Shadow boxing is an important foundation of boxing training. It helps you to perfect your movements and be precise without risking injury from contact with a bag or a sparring partner.
It might look like random punches being thrown in the air, but if you are shadow boxing properly then you will be controlling your movements and using your muscles. You can use shadow boxing to improve your footwork and your overall technique.
If you want to have a go at shadow boxing but don’t know where to start, then keep reading. We are going to take you through some important advice on how to really get the most out of your workout and use it to improve your boxing performance.
Planning Your Workout
Before you start your shadow boxing workout, you should make sure that you have a plan of what you want to get out of your workout. You will need to begin with a workout to loosen up your muscles and get your body ready to move without sustaining an injury.
If you have a particular skill that you want to improve make sure you include this in your workout. Break it down into smaller steps so you can work on each individual movement and get it just right.
You should try to balance out movements so that you work various muscle groups and perfect several different kinds of punches.
Shadow boxing is great for working on certain movements, but is also good for practising strategies and tactics that you might want to implement in the ring. Work on your combinations of punches, ducking, dodging and moving around the ring.
When you have included everything that you want to practice in your workout, you should also ensure that you cool down. This allows you to reduce your heart rate down slowly, and carry out slow movements to bring down your body temperature.
You should also stretch your muscles out to prevent the build up of lactic acid. Stretching also keeps your muscles lean and flexible which will improve your overall boxing performance.
Stay Relaxed And Light On Your Feet
You don’t need to punch with the same level of force as you would if you were sparring. Keep your movements light and use your shadow boxing time to work on technique rather than power. Your movements should be precise and fast, but loose.
If you are uptight then you won’t be able to make use of your full range of movement. Staying relaxed also helps you to find a good rhythm and be more precise.
Staying loose and punching with less force also gives you a great opportunity to practice your probing punches and feints. These are movements that are designed to look real to your opponent but never make full contact.
This is to get a reaction out of your opponent, or distract them while you attack in a different place.
Never stop moving and focus on your footwork
When you are in a boxing match, you won’t spend any time standing still. If you aren’t attacking then you are defending, dodging or moving around the ring. This means that you need to have good stamina and you should practice moving lightly and dynamically on your feet.
This conditions your body for fighting and gives you an opportunity to work on your speed and technique.
Practice dodging, bobbing, stepping forward as you punch, retreating, and pivoting.

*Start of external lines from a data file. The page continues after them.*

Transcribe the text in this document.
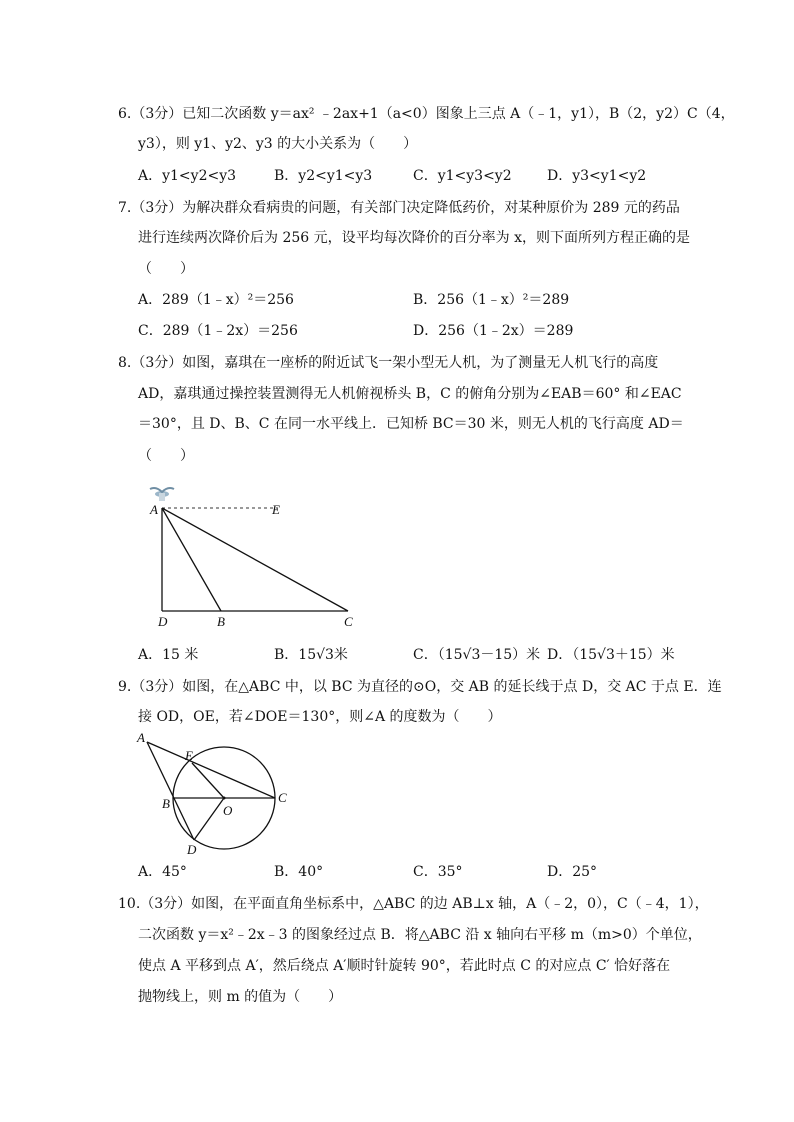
6.（3分）已知二次函数 y＝ax² ﹣2ax+1（a<0）图象上三点 A（﹣1，y1），B（2，y2）C（4，
y3），则 y1、y2、y3 的大小关系为（　　）
A．y1<y2<y3	B．y2<y1<y3	C．y1<y3<y2	D．y3<y1<y2
7.（3分）为解决群众看病贵的问题，有关部门决定降低药价，对某种原价为 289 元的药品
进行连续两次降价后为 256 元，设平均每次降价的百分率为 x，则下面所列方程正确的是
（　　）
A．289（1﹣x）²＝256	B．256（1﹣x）²＝289
C．289（1﹣2x）＝256	D．256（1﹣2x）＝289
8.（3分）如图，嘉琪在一座桥的附近试飞一架小型无人机，为了测量无人机飞行的高度
AD，嘉琪通过操控装置测得无人机俯视桥头 B，C 的俯角分别为∠EAB＝60° 和∠EAC
＝30°，且 D、B、C 在同一水平线上．已知桥 BC＝30 米，则无人机的飞行高度 AD＝
（　　）
A	E
D	B	C
A．15 米	B．15√3米	C．（15√3－15）米 D．（15√3＋15）米
9.（3分）如图，在△ABC 中，以 BC 为直径的⊙O，交 AB 的延长线于点 D，交 AC 于点 E．连
接 OD，OE，若∠DOE＝130°，则∠A 的度数为（　　）
A
E
B	O
C
D
A．45°	B．40°	C．35°	D．25°
10.（3分）如图，在平面直角坐标系中，△ABC 的边 AB⊥x 轴，A（﹣2，0），C（﹣4，1），
二次函数 y＝x²﹣2x﹣3 的图象经过点 B．将△ABC 沿 x 轴向右平移 m（m>0）个单位，
使点 A 平移到点 A′，然后绕点 A′顺时针旋转 90°，若此时点 C 的对应点 C′ 恰好落在
抛物线上，则 m 的值为（　　）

Focus on your footwork- how it feels, what you want to work on – keep up the high energy, then take a rest and do it again as you would in a real match.
When you first start boxing, the footwork element can feel quite uncomfortable. It is very different to how you would move in everyday life and how you use your body in other sports.
Film Yourself Rather Than Looking In The Mirror
A lot of people are tempted to shadow box in front of a mirror for their whole session. There are some benefits to working out in front of a mirror as it allows you to check your form.
However, shadow boxing should prepare you for being in the ring and you don’t get to look at yourself during an actual fight. You need to learn how to reset and check your form without being able to see your reflection.
A good way to do this is to film your shadow boxing sessions. Watch it back and look at the shape of your body. If you notice any errors or mistakes then have another go and film it again.
Once you have found the right form, take notice of how your body feels in this position so you can recreate it without having to look at yourself.
Remember to look at the positioning of your feet, the angles of your body, your head movements, and your defensive stance. These are all things that you can practice and improve with shadow boxing.
How Long Should You Shadow Box For?
The length of your shadow boxing workout depends a lot on what other training you are doing and what you need to get out of the session.
You don’t want to overwork your body and risk sustaining an injury or muscle strain or sprain, but you want to work hard enough that you see an improvement in your fitness and your technique.
It is best to shadow box in blocks of around 15 minutes with a rest period in between. This recreates the rounds of a boxing match, but in longer stretches because you won’t be exerting as much energy as you would in a real match.
Remember that you can shadow box anywhere, all you need is a bit of space, so you can squeeze it in whenever you have time.
If you are waiting for the heavy bag at the gym to become available, or you want to do some cardio in between sets of weight training, then do 15 minutes of shadow boxing.